LONDRES (Reuters) - Le nouveau chancelier de l'Echiquier, Philip Hammond, a promis jeudi de faire tout le nécessaire pour stabiliser l'économie et restaurer la confiance après le vote des Britanniques en faveur de la sortie du Royaume-Uni de l'Union européenne lors du référendum du 23 juin dernier.

"Les marchés ont besoin d'être rassurés, ils doivent savoir que nous ferons tout ce qui est nécessaire pour maintenir l'économie sur les rails", a déclaré l'ex-secrétaire au Foreign Office sur l'antenne d'ITV, s'exprimant dans les médias pour la première fois depuis sa nomination au poste de ministre des Finances mercredi soir par Theresa May.

Comme la Première ministre, Philip Hammond, 60 ans, était partisan du maintien du Royaume-Uni dans l'UE. D'autres ministres, comme son successeur à la tête de la diplomatie Boris Johnson ou le nouveau ministre en charge du Brexit, David Davis, ont milité en faveur d'une sortie.

"Nous travaillons ensemble en dépit des divisions au sein du parti (conservateur) sur le référendumn afin d'obtenir le meilleur accord pour la Grande-Bretagne.

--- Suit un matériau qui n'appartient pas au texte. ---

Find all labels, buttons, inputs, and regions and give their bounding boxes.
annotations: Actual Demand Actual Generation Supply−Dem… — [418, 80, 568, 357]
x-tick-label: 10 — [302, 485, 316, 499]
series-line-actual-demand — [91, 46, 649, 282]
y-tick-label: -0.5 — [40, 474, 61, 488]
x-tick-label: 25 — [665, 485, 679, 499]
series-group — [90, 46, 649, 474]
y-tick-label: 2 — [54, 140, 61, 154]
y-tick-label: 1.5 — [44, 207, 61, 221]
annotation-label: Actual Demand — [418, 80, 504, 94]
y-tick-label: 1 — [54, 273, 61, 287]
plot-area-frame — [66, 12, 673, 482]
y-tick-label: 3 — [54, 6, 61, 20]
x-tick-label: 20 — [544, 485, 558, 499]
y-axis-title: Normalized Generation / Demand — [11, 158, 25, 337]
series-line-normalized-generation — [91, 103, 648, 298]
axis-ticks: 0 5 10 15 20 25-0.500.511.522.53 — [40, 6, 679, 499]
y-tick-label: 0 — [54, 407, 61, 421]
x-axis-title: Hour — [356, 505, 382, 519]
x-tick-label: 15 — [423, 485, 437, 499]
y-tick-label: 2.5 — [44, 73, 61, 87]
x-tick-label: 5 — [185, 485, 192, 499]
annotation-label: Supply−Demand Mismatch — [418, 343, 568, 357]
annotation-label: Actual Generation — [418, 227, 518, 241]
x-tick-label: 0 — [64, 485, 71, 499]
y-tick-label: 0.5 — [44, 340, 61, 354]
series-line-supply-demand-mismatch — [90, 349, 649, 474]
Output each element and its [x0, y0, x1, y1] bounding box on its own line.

Je crois que la confiance est en train de revenir peu à peu et que les Birtanniques vont commencer à voir les contours de l'avenir que nous dessinons", a déclaré Philip Hammond.

Le ministre a précisé qu'il s'entretiendrait dans la matinée avec le gouverneur de la Banque d'Angleterre Mark Carney pour "faire le point".

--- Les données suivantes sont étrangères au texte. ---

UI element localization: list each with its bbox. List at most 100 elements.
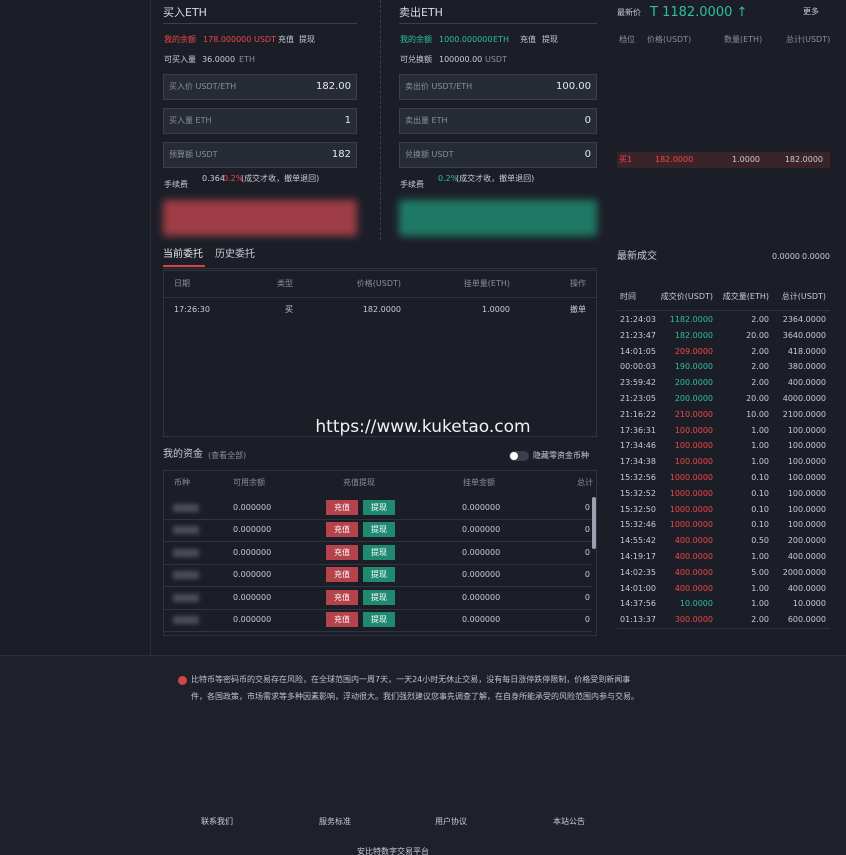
footer-link[interactable]: 用户协议 — [435, 817, 467, 826]
trades-stat: 0.0000 — [802, 252, 830, 261]
trade-time: 14:02:35 — [620, 567, 656, 577]
input-price[interactable] — [163, 74, 357, 100]
ticker-price: T 1182.0000 ↑ — [650, 4, 748, 20]
deposit-link[interactable]: 充值 — [520, 35, 536, 44]
panel-title: 买入ETH — [163, 5, 207, 19]
trade-price: 1000.0000 — [669, 473, 713, 482]
deposit-btn[interactable] — [326, 612, 358, 627]
balance: 1000.000000 — [439, 35, 493, 44]
trades-header: 成交价(USDT) — [660, 292, 713, 301]
trade-price: 100.0000 — [674, 425, 713, 435]
input-price[interactable] — [399, 74, 597, 100]
funds-header: 总计 — [577, 478, 593, 487]
trade-amount: 0.10 — [751, 473, 769, 482]
orders-cell: 买 — [285, 305, 293, 314]
trade-time: 17:36:31 — [620, 425, 656, 435]
deposit-btn[interactable] — [326, 500, 358, 515]
risk-warning: 比特币等密码币的交易存在风险，在全球范围内一周7天，一天24小时无休止交易，没有… — [191, 675, 639, 701]
footer-bg — [0, 655, 846, 855]
trade-total: 2100.0000 — [782, 409, 826, 419]
submit-button[interactable] — [399, 200, 597, 236]
trade-price: 100.0000 — [674, 441, 713, 451]
deposit-btn-label[interactable]: 充值 — [334, 547, 350, 557]
available: 100000.00 — [439, 55, 483, 64]
withdraw-link[interactable]: 提现 — [542, 35, 558, 44]
withdraw-btn-label[interactable]: 提现 — [371, 547, 387, 557]
trade-total: 2000.0000 — [782, 567, 826, 577]
withdraw-link[interactable]: 提现 — [299, 35, 315, 44]
withdraw-btn-label[interactable]: 提现 — [371, 592, 387, 602]
trade-amount: 2.00 — [751, 378, 769, 388]
withdraw-btn[interactable] — [363, 544, 395, 560]
withdraw-btn-label[interactable]: 提现 — [371, 503, 387, 512]
withdraw-btn-label[interactable]: 提现 — [371, 615, 387, 624]
toggle[interactable] — [509, 451, 529, 461]
input-total[interactable] — [399, 142, 597, 168]
available: 36.0000 — [202, 55, 236, 64]
deposit-btn-label[interactable]: 充值 — [334, 592, 350, 602]
trade-amount: 2.00 — [751, 362, 769, 372]
trade-total: 418.0000 — [787, 346, 826, 356]
row-line — [164, 541, 592, 543]
deposit-btn-label[interactable]: 充值 — [334, 525, 350, 535]
orders-cell[interactable]: 撤单 — [570, 305, 586, 314]
deposit-btn[interactable] — [326, 567, 358, 583]
deposit-link[interactable]: 充值 — [278, 35, 294, 44]
trade-amount: 2.00 — [751, 315, 769, 324]
withdraw-btn[interactable] — [363, 500, 395, 515]
funds-header: 挂单金额 — [463, 478, 495, 487]
footer-link[interactable]: 服务标准 — [319, 817, 351, 826]
funds-scrollbar — [592, 497, 596, 549]
title-underline — [399, 23, 597, 24]
withdraw-btn-label[interactable]: 提现 — [371, 525, 387, 535]
fee-note: (成交才收，撤单退回) — [241, 174, 320, 183]
orderbook-header: 档位 — [619, 35, 635, 44]
footer-link[interactable]: 联系我们 — [201, 817, 233, 826]
trade-amount: 1.00 — [751, 457, 769, 467]
deposit-btn[interactable] — [326, 544, 358, 560]
deposit-btn-label[interactable]: 充值 — [334, 570, 350, 580]
order-tab[interactable]: 当前委托 — [163, 249, 203, 260]
input-amount[interactable] — [163, 108, 357, 134]
orders-header: 日期 — [174, 279, 190, 288]
footer-link[interactable]: 本站公告 — [553, 817, 585, 826]
withdraw-btn[interactable] — [363, 612, 395, 627]
submit-button[interactable] — [163, 200, 357, 236]
withdraw-btn-label[interactable]: 提现 — [371, 570, 387, 580]
trade-price: 190.0000 — [674, 362, 713, 372]
trade-time: 14:19:17 — [620, 552, 656, 561]
input-total[interactable] — [163, 142, 357, 168]
trade-total: 600.0000 — [787, 615, 826, 625]
more-link[interactable]: 更多 — [803, 7, 819, 16]
tab-underline — [163, 265, 205, 267]
trade-time: 14:01:05 — [620, 346, 656, 356]
withdraw-btn[interactable] — [363, 567, 395, 583]
funds-header: 充值提现 — [343, 478, 375, 487]
withdraw-btn[interactable] — [363, 589, 395, 605]
fee: 0.364 — [202, 174, 225, 183]
input-label: 兑换额 USDT — [405, 150, 454, 159]
trade-time: 15:32:50 — [620, 504, 656, 514]
input-amount[interactable] — [399, 108, 597, 134]
trade-price: 1000.0000 — [669, 504, 713, 514]
trade-price: 210.0000 — [674, 409, 713, 419]
orders-header: 挂单量(ETH) — [463, 279, 510, 288]
deposit-btn-label[interactable]: 充值 — [334, 503, 350, 512]
balance-label: 我的余额 — [400, 35, 432, 44]
trade-time: 21:24:03 — [620, 315, 656, 324]
input-value: 1 — [344, 115, 351, 126]
deposit-btn[interactable] — [326, 522, 358, 538]
orders-table — [163, 270, 597, 437]
withdraw-btn[interactable] — [363, 522, 395, 538]
left-border — [150, 0, 151, 655]
row-line — [164, 563, 592, 565]
view-all-link[interactable]: (查看全部) — [208, 451, 247, 460]
trade-time: 14:01:00 — [620, 583, 656, 593]
trade-amount: 20.00 — [746, 330, 769, 340]
deposit-btn[interactable] — [326, 589, 358, 605]
trade-price: 209.0000 — [674, 346, 713, 356]
deposit-btn-label[interactable]: 充值 — [334, 615, 350, 624]
row-line — [164, 519, 592, 520]
order-tab[interactable]: 历史委托 — [215, 249, 255, 260]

La BoE, qui n'a pas modifié son taux directeur depuis plus de sept ans, pourrait l'abaisser dès jeudi en fonction de son diagnostic sur les risques que fait courir le Brexit à l'économie britannique.

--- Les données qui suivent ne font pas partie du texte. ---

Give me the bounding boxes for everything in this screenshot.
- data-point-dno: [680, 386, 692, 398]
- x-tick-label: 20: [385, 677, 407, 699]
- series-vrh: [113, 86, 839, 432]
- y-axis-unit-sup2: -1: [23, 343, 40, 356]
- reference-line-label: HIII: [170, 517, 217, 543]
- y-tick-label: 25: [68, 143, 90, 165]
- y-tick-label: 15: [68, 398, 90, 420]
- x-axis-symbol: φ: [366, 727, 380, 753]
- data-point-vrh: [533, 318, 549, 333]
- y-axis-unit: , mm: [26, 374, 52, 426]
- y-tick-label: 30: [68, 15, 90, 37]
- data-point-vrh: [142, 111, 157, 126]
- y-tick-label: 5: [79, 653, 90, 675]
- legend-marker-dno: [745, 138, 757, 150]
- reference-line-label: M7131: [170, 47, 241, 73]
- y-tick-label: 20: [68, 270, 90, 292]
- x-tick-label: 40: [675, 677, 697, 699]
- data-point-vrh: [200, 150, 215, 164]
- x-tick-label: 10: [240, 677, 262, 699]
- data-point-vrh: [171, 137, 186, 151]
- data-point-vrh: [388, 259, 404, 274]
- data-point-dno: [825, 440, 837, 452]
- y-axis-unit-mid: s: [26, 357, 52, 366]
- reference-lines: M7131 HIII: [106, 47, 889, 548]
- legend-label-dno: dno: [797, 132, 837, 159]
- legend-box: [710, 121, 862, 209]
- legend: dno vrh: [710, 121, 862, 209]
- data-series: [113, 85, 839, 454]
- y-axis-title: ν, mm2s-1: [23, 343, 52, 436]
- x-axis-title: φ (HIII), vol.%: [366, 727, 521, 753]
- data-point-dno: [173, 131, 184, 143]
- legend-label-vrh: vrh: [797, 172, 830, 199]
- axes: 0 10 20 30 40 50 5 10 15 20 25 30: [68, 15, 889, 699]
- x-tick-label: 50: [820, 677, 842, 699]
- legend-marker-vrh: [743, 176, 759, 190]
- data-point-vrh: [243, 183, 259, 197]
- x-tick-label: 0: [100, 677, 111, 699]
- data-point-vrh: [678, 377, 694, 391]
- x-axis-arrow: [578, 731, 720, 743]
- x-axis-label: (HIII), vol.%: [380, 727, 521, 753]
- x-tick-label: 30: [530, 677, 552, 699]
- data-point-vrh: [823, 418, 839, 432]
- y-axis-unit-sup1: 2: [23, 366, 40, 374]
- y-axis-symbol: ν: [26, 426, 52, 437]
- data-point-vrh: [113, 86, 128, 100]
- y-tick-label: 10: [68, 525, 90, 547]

George Osborne, le prédécesseur de Philip Hammond, a déjà renoncé à l'objectif d'un excédent budgétaire d'ici 2020 et annoncé son intention d'abaisser le taux de l'impôt sur les sociétés à 15%.

Hammond, qui a fait campagne en faveur du maintien dans l'UE, va devoir déterminer une nouvelle trajectoire budgétaire.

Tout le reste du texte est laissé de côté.